ABSTRACT Metazoan genomes achieve complex gene control by uncoupling regulatory DNA elements from target promoters and allowing regulation at a distance. Thus, a gene can be differentially expressed in different cell types and under different environmental signals or developmental cues. How distal regulatory elements (enhancers) target specific gene promoters, how the search process is shaped by the topology of the genome in the nucleus and how enhancer-promoter interactions are facilitated by regulatory complexes that relay signals to the RNA Polymerase II and control transcription activity remains a mystery. Our goal is to understand molecular and biophysical mechanisms that enable enhancer-promoter communication in human and other mammalian cells. Towards these goals and during the period of this award we will accomplish the following: (i) visualize the dynamic communication of enhancers and target promoters simultaneously with the association of regulatory complexes and gene activity, using novel single-molecule and super-resolution approaches for non-invasive 4D imaging of structure and function of the genome in single live cells; (ii) determine mechanisms by which different classes of architectural proteins shape genome folding, enhancer- promoter communication and transcription kinetics; (iii) dissect the function and interdependencies of individual constituent enhancer elements within complex regulatory landscapes controlling cell identity genes. Our results will establish quantitative frameworks for understanding the biochemistry of transcription regulation in the crowded environment of the nucleus and for interpreting gene regulation and genome organization using soft- matter/polymer physics and related biophysical concepts. These conceptual leaps are needed to ultimately understand physical chromatin organization at sub-Mb scales, the scale most relevant for regulatory genome interactions. Our integrated structure-function approach will provide functional validation and critical tests for gene “regulation-at-a-distance” models. The proposed studies will not only provide substantial new knowledge on the mechanisms of promoter-enhancer communication but will also set the stage for further studies of the interplay of genome topology/organization and gene expression regulation.

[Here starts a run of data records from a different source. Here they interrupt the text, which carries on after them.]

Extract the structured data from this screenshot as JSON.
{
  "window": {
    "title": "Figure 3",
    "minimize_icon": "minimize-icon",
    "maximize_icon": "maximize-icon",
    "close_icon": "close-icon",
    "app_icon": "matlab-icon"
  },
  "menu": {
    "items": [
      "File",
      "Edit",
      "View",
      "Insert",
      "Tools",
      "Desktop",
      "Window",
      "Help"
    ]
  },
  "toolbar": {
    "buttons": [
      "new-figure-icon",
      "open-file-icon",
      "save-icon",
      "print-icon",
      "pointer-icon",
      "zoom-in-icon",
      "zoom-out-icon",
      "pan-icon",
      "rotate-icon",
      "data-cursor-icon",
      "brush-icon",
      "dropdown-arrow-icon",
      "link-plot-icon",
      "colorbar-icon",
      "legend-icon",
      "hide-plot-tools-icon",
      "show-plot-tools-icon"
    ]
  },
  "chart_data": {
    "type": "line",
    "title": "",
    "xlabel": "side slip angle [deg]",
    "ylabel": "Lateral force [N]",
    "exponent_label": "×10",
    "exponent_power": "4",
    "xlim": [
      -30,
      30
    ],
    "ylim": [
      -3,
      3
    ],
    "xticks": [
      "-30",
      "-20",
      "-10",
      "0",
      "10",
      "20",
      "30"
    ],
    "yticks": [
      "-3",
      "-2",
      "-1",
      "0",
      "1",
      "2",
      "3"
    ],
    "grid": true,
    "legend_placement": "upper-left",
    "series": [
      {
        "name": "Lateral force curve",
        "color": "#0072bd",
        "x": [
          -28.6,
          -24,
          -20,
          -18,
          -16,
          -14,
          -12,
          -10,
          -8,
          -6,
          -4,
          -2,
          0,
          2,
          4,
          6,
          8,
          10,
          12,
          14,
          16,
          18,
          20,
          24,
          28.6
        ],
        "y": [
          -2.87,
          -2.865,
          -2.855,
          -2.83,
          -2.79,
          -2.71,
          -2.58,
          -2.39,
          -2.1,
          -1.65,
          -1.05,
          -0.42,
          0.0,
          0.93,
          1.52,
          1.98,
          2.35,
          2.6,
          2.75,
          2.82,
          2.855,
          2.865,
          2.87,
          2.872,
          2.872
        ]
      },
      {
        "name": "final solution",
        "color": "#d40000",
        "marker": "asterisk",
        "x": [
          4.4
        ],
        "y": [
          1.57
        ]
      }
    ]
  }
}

摘要 后生动物基因组通过将调控DNA元件与靶基因解偶联实现复杂的基因控制 启动子，并允许远程调节。因此，基因可以在不同的细胞中差异表达， 类型和不同的环境信号或发展线索下。远端调控元件 （增强子）靶向特定的基因启动子，搜索过程是如何被基因组的拓扑结构塑造的 以及增强子-启动子相互作用如何通过调节复合物促进， RNA聚合酶II的信号和控制转录活性仍然是一个谜。我们的目标是 了解使人类增强子-启动子通讯的分子和生物物理机制 和其他哺乳动物细胞。为了实现这些目标，在这个奖项期间，我们将完成 （i）可视化增强子和靶启动子的动态通讯，同时使用 调节复合物和基因活性的关联，使用新的单分子和超分辨率 用于单个活细胞中基因组的结构和功能的非侵入性4D成像的方法;（ii） 确定不同类型的结构蛋白质塑造基因组折叠的机制，增强子- 启动子通讯和转录动力学;（iii）剖析个体的功能和相互依赖性 在控制细胞身份基因的复杂调控景观中的组成增强子元件。我们的结果 将建立定量框架，了解生物化学的转录调控， 拥挤的环境中的细胞核和解释基因调控和基因组组织使用软- 物质/聚合物物理学和相关的生物物理学概念。这些概念上的飞跃是必要的， 了解亚Mb尺度下的物理染色质组织，该尺度与调控基因组最相关 交互.我们的综合结构-功能方法将为以下方面提供功能验证和关键测试： 基因“远距离调节”模型。拟议的研究不仅将提供大量的新知识， 启动子-增强子通讯的机制，但也将为进一步研究 基因组拓扑/组织和基因表达调控相互作用。